Floryda: mord w Riviera Beach
W nocy z niedzieli na poniedziałek uwagę policjanta partolującego Riviera Beach na Florydzie, zwróciły strzały w jednym z domów a następnie mężczyzna pośpiesznie go opuszczający. Była druga nad ranem. Mężczyzna odebrał sobie życie w chwili, kiedy funkcjonariusz próbował go zatrzymać. W domu, skąd dochodziły podejrzane odłosy, znaleziono martwą kobietę i 4. zastrzelonych dzieci.
Według policji z Riviera Beach, to 41-letni Partick Dell dopuścił się mordu na swojej żonie i czwórce jego pasierbów...
- 09/27/2010 08:30 PM
W nocy z niedzieli na poniedziałek uwagę policjanta partolującego Riviera Beach na Florydzie, zwróciły strzały w jednym z domów a następnie mężczyzna pośpiesznie go opuszczający. Była druga nad ranem. Mężczyzna odebrał sobie życie w chwili, kiedy funkcjonariusz próbował go zatrzymać. W domu, skąd dochodziły podejrzane odłosy, znaleziono martwą kobietę i 4. zastrzelonych dzieci.
Według policji z Riviera Beach, to 41-letni Partick Dell dopuścił się mordu na swojej żonie i czwórce jego pasierbów. Piąta ofiara strzelaniny 15-letni chłopiec, walczy o życie. Napastnik ocalił natomiast swoje biologiczne dzieci, które także znajdowały się w domu w chwili zbrodni.

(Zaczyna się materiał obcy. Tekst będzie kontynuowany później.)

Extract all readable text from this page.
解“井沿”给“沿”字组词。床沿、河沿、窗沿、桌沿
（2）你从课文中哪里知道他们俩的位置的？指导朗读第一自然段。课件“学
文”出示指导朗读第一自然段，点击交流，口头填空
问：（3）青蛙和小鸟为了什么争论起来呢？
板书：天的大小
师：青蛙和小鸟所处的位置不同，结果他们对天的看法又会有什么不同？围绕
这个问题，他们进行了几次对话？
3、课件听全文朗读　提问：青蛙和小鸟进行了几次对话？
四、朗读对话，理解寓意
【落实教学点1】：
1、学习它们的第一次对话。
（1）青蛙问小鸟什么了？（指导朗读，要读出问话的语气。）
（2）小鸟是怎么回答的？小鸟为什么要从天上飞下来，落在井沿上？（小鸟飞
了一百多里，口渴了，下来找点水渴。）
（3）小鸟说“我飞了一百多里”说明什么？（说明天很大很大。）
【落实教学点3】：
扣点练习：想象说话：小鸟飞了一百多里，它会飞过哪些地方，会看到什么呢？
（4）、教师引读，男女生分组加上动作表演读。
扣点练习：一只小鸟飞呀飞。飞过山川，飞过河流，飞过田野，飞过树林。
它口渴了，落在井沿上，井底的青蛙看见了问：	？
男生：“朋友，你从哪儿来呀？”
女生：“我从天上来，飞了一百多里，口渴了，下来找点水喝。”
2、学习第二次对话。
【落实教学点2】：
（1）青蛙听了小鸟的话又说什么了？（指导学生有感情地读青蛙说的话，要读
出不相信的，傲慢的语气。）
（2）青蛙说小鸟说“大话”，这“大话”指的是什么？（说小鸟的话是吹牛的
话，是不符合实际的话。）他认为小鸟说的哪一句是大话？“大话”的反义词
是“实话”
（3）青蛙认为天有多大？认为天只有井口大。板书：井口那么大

Od maja Natasha Whyte-Dell otrzymywała pogróżki od swojego męża, z którym pozostawała w separacji. Mężczyzna miał także zakaz sądowy zbliżania się zarówno do niej jak i do dzieci.

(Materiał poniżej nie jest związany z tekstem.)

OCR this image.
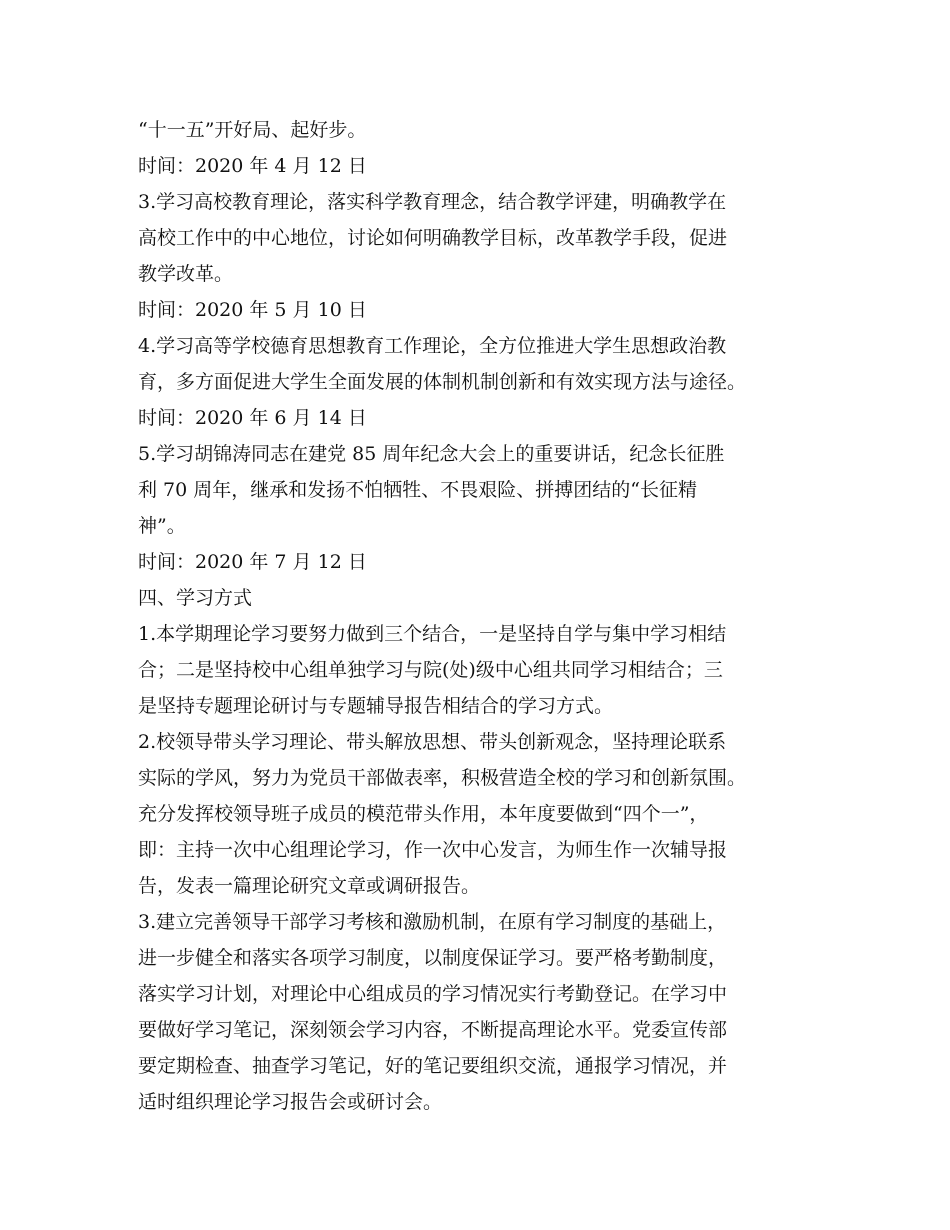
“十一五”开好局、起好步。
时间：2020 年 4 月 12 日
3.学习高校教育理论，落实科学教育理念，结合教学评建，明确教学在
高校工作中的中心地位，讨论如何明确教学目标，改革教学手段，促进
教学改革。
时间：2020 年 5 月 10 日
4.学习高等学校德育思想教育工作理论，全方位推进大学生思想政治教
育，多方面促进大学生全面发展的体制机制创新和有效实现方法与途径。
时间：2020 年 6 月 14 日
5.学习胡锦涛同志在建党 85 周年纪念大会上的重要讲话，纪念长征胜
利 70 周年，继承和发扬不怕牺牲、不畏艰险、拼搏团结的“长征精
神”。
时间：2020 年 7 月 12 日
四、学习方式
1.本学期理论学习要努力做到三个结合，一是坚持自学与集中学习相结
合；二是坚持校中心组单独学习与院(处)级中心组共同学习相结合；三
是坚持专题理论研讨与专题辅导报告相结合的学习方式。
2.校领导带头学习理论、带头解放思想、带头创新观念，坚持理论联系
实际的学风，努力为党员干部做表率，积极营造全校的学习和创新氛围。
充分发挥校领导班子成员的模范带头作用，本年度要做到“四个一”，
即：主持一次中心组理论学习，作一次中心发言，为师生作一次辅导报
告，发表一篇理论研究文章或调研报告。
3.建立完善领导干部学习考核和激励机制，在原有学习制度的基础上，
进一步健全和落实各项学习制度，以制度保证学习。要严格考勤制度，
落实学习计划，对理论中心组成员的学习情况实行考勤登记。在学习中
要做好学习笔记，深刻领会学习内容，不断提高理论水平。党委宣传部
要定期检查、抽查学习笔记，好的笔记要组织交流，通报学习情况，并
适时组织理论学习报告会或研讨会。
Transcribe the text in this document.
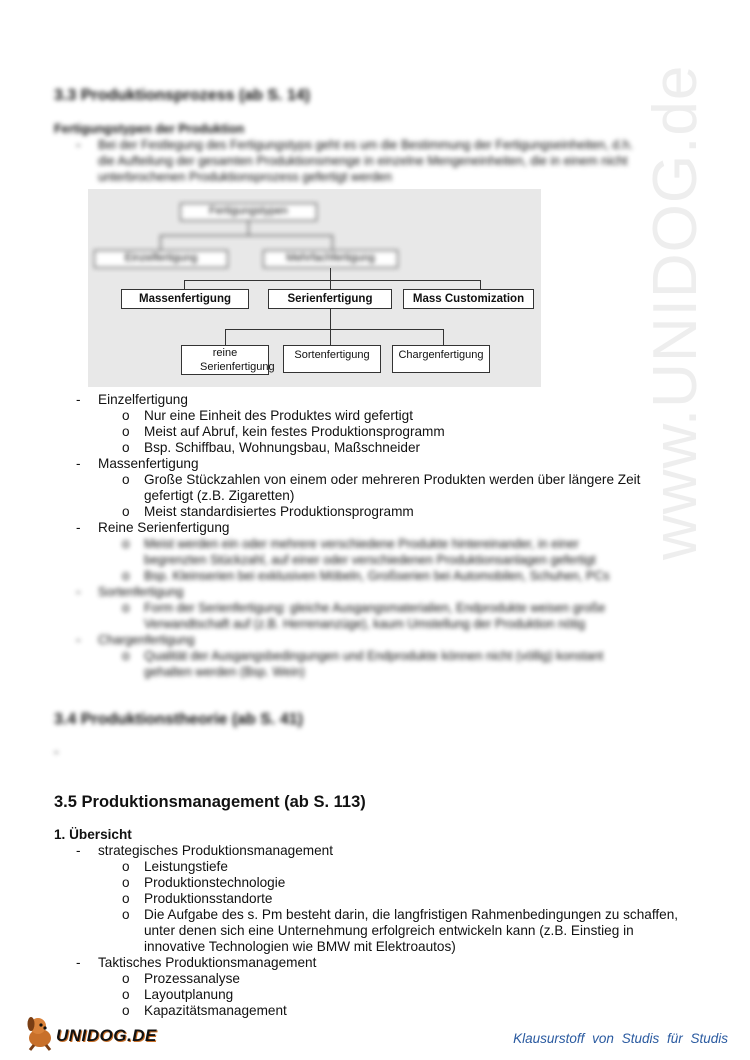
www.UNIDOG.de
3.3 Produktionsprozess (ab S. 14)
Fertigungstypen der Produktion
- Bei der Festlegung des Fertigungstyps geht es um die Bestimmung der Fertigungseinheiten, d.h.
die Aufteilung der gesamten Produktionsmenge in einzelne Mengeneinheiten, die in einem nicht
unterbrochenen Produktionsprozess gefertigt werden
Fertigungstypen
Einzelfertigung	Mehrfachfertigung
Massenfertigung	Serienfertigung	Mass Customization
reine Serienfertigung
Sortenfertigung	Chargenfertigung
- Einzelfertigung
o Nur eine Einheit des Produktes wird gefertigt
o Meist auf Abruf, kein festes Produktionsprogramm
o Bsp. Schiffbau, Wohnungsbau, Maßschneider
- Massenfertigung
o Große Stückzahlen von einem oder mehreren Produkten werden über längere Zeit
gefertigt (z.B. Zigaretten)
o Meist standardisiertes Produktionsprogramm
- Reine Serienfertigung
o Meist werden ein oder mehrere verschiedene Produkte hintereinander, in einer
begrenzten Stückzahl, auf einer oder verschiedenen Produktionsanlagen gefertigt
o Bsp. Kleinserien bei exklusiven Möbeln, Großserien bei Automobilen, Schuhen, PCs
- Sortenfertigung
o Form der Serienfertigung: gleiche Ausgangsmaterialien, Endprodukte weisen große
Verwandtschaft auf (z.B. Herrenanzüge), kaum Umstellung der Produktion nötig
- Chargenfertigung
o Qualität der Ausgangsbedingungen und Endprodukte können nicht (völlig) konstant
gehalten werden (Bsp. Wein)
3.4 Produktionstheorie (ab S. 41)
-
3.5 Produktionsmanagement (ab S. 113)
1. Übersicht
- strategisches Produktionsmanagement
o Leistungstiefe
o Produktionstechnologie
o Produktionsstandorte
o Die Aufgabe des s. Pm besteht darin, die langfristigen Rahmenbedingungen zu schaffen,
unter denen sich eine Unternehmung erfolgreich entwickeln kann (z.B. Einstieg in
innovative Technologien wie BMW mit Elektroautos)
- Taktisches Produktionsmanagement
o Prozessanalyse
o Layoutplanung
o Kapazitätsmanagement
UNIDOG.DE	Klausurstoff von Studis für Studis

Według policji kobieta wielokrotnie zgłaszała próby zastraszania. Mąż często ją śledził i groził nożem. Według rodziny Dell był chory psychicznie, ale nigdy nie poddał się leczeniu.
Riviera Beach jest północnym przedmieściem West Palm Beach, liczy 30 tys. mieszkańców.